Monday, October 1, 2012

TV Thai Food

I had a great time during my latest appearance on NBC's My Carolina Today!  I am always amazed at the outpouring of interest in raw veganism that comes from these segments.




WHAT’S ON THE MENU?

 

Spicy Thai Kale Chips

3 bunches of Kale

Splash of olive oil

1 cup almonds
1 tablespoon ginger, minced
2 cloves garlic, minced
1 -2 teaspoons hot chili pepper sauce (again, if you don't like spice, skip this!)
2 tablespoons lemon juice
2 tablespoons honey
1 tablespoon Braggs soy sauce
½ cup water
pinch sea salt
pinch pepper


Clean and rinse kale and tear into large chunks. Douse with olive oil and sprinkle lightly with salt. Massage into kale.  In a food processor, blend the almond into a mill. Add the minced ginger, garlic, hot pepper sauce, lemon juice, honey, nama shoyu, water, salt and pepper, and blend until smooth. Pour over Kale and massage in. Lay Kale leaves on dehydrator sheets and dehydrate at 115 until crisp.  If you don’t have a dehydrator, put your oven on the lowest setting and bake until crisp.

 

BENEFITS OF KALE: The “queen of greens”!  Kale is high in vitamins A, C, & K, iron, and is filled with powerful antioxidants.  Kale also possesses wonderful anti-inflammatory properties.

 

Asian Collard Wrap

2 large collard leaves

 

Stuffing Veggies:

**ADD ANY OF YOUR FAVORITE VEGETABLES AND/OR NUTS

1 red or yellow pepper

½ small head of cabbage, shredded

1 carrot, peeled and cut into match stick pieces

1 bunch asparagus

1 bunch Bean sprouts

¼ c chopped cashews

For the Marinade:
2 tablespoons freshly squeezed lemon juice
3 ½ tablespoons honey
1 ½ soy sauce
1 ½ tablespoons minced ginger
1 tablespoon olive oil
¼ teaspoon sea salt
Blend all ingredients in a high-speed blender and set aside.

In large bowl, place all stuffing veggies and cover with marinade.  Let sit for at least 30 minutes

Wash a de-stem collard leaves. Rub each leaf with 1/2t lemon juice, 1/2t EEVO, and a dash of salt.  Place shiny side down. Load leaf with assortment of veggies and nuts. Fold short end over the filling and begin rolling tightly until you reach the end.  Place on a plate with the stem side down.

 

BENEFITS OF GINGER:  Ginger has long been used as a medicinal root to help with inflammation, pain, stomach discomfort and more.

 

Kelp Noodles Asian Style

1 yellow zucchini, peeled and spiral sliced

1 red or yellow pepper, cut into thin strips

1 pkg kelp noodles, soaked in water

2 chopped green onions

5 basil leaves, chiffonade

1/2C cilantro leaves, coarsely chopped

Press all water out of zucchini and kelp noodles.  Toss with other ingredients in large bowl.

Dressing:

1/2C cashews, soaked for 2-4 hours

1C coconut water

1/4C basil leaves

1/4C agave

1T garlic

1T apple cider vinegar

1T sesame seeds

1t Nama Shoyu

1/2t grated fresh ginger

Pinch of dried red pepper flakes

Sea Salt and pepper to taste

Blend all ingredients until smooth. Season to taste.
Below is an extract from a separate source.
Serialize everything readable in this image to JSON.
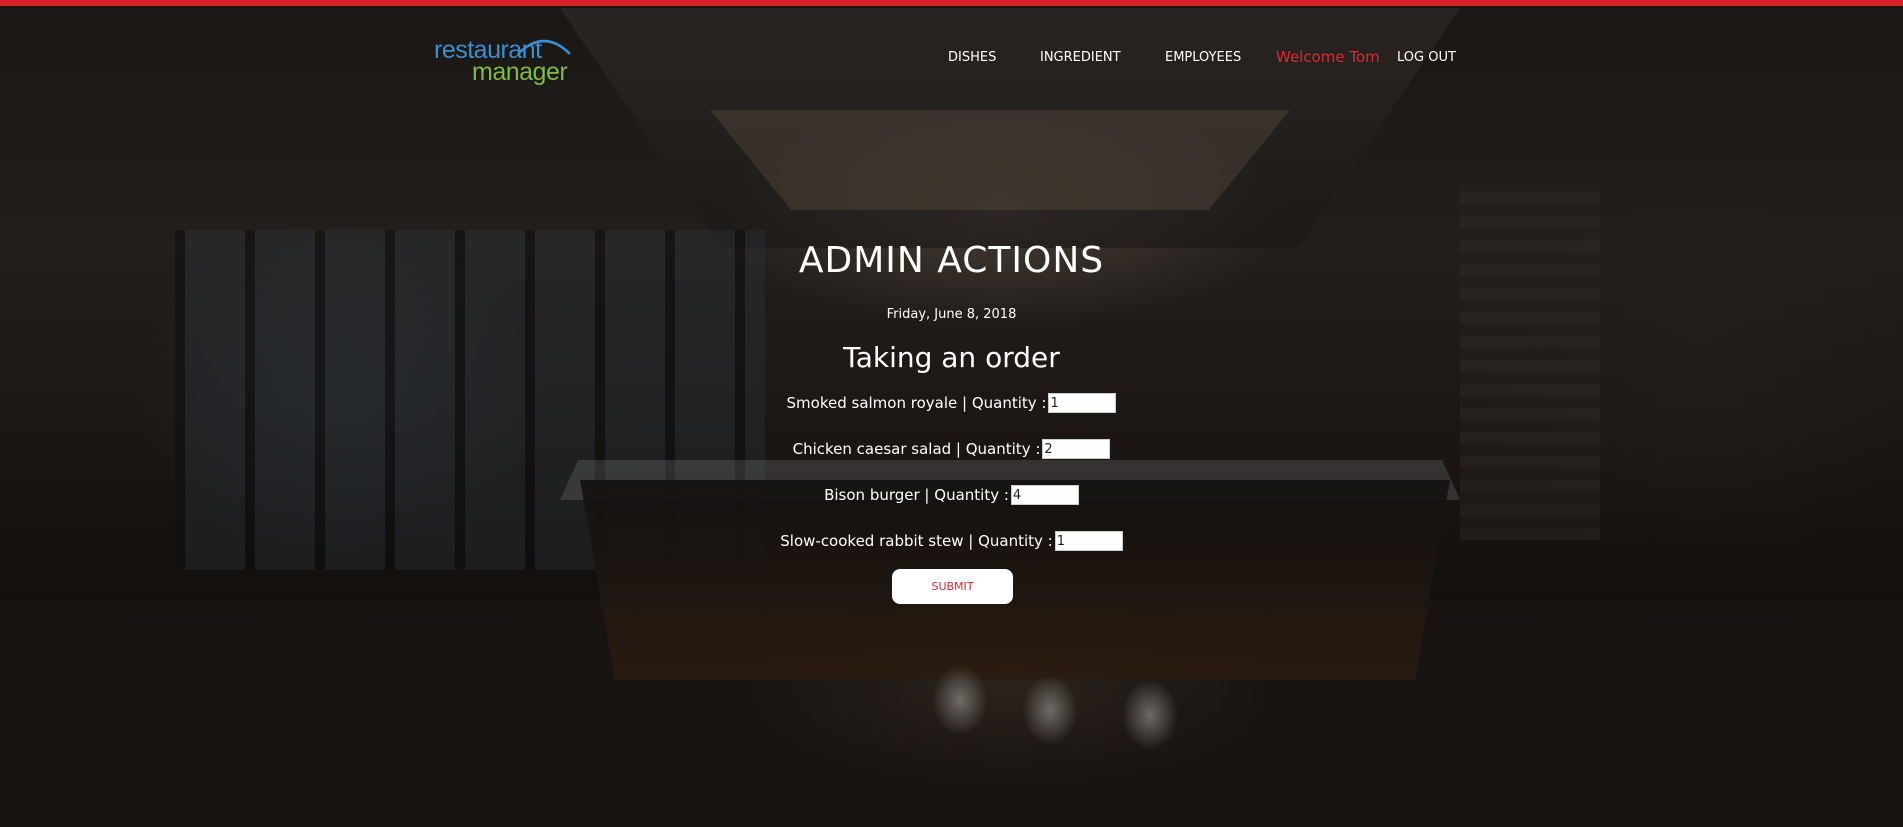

If mixture is too thick, add water to obtain desired consistency. Toss with noodles. Plate and serve.

 

***Kelp noodles may be purchased at health food stores or online

 

BENEFITS OF KELP:  Kelp is rich in more than 70 different minerals and more than 21 amino acids. Kelp also is rich in vitamins, enzymes, and trace elements.  Because of its high iodine content kelp is wonderful for glandular health, specifically thyroid functioning.

 

Macaroons

1C flaked coconut

1C large coconut pieces

3/4C raw almond flour

¼ t sea salt

½ C agave

2T coconut butter, melted in sun or slowly over a double boiler

1/2t vanilla

1t almond extract

 

In a food processor, pulse together coconut, almond flour, and salt. Add remaining ingredients and pulse until combined.  Pinch a tablespoon of dough and roll into a ball, flatten.  Dehydrate at 115 degrees for 8 hours. Store in fridge

You can dress up macaroon by sprinkling with cinnamon/coconut flakes or dipping in raw chocolate.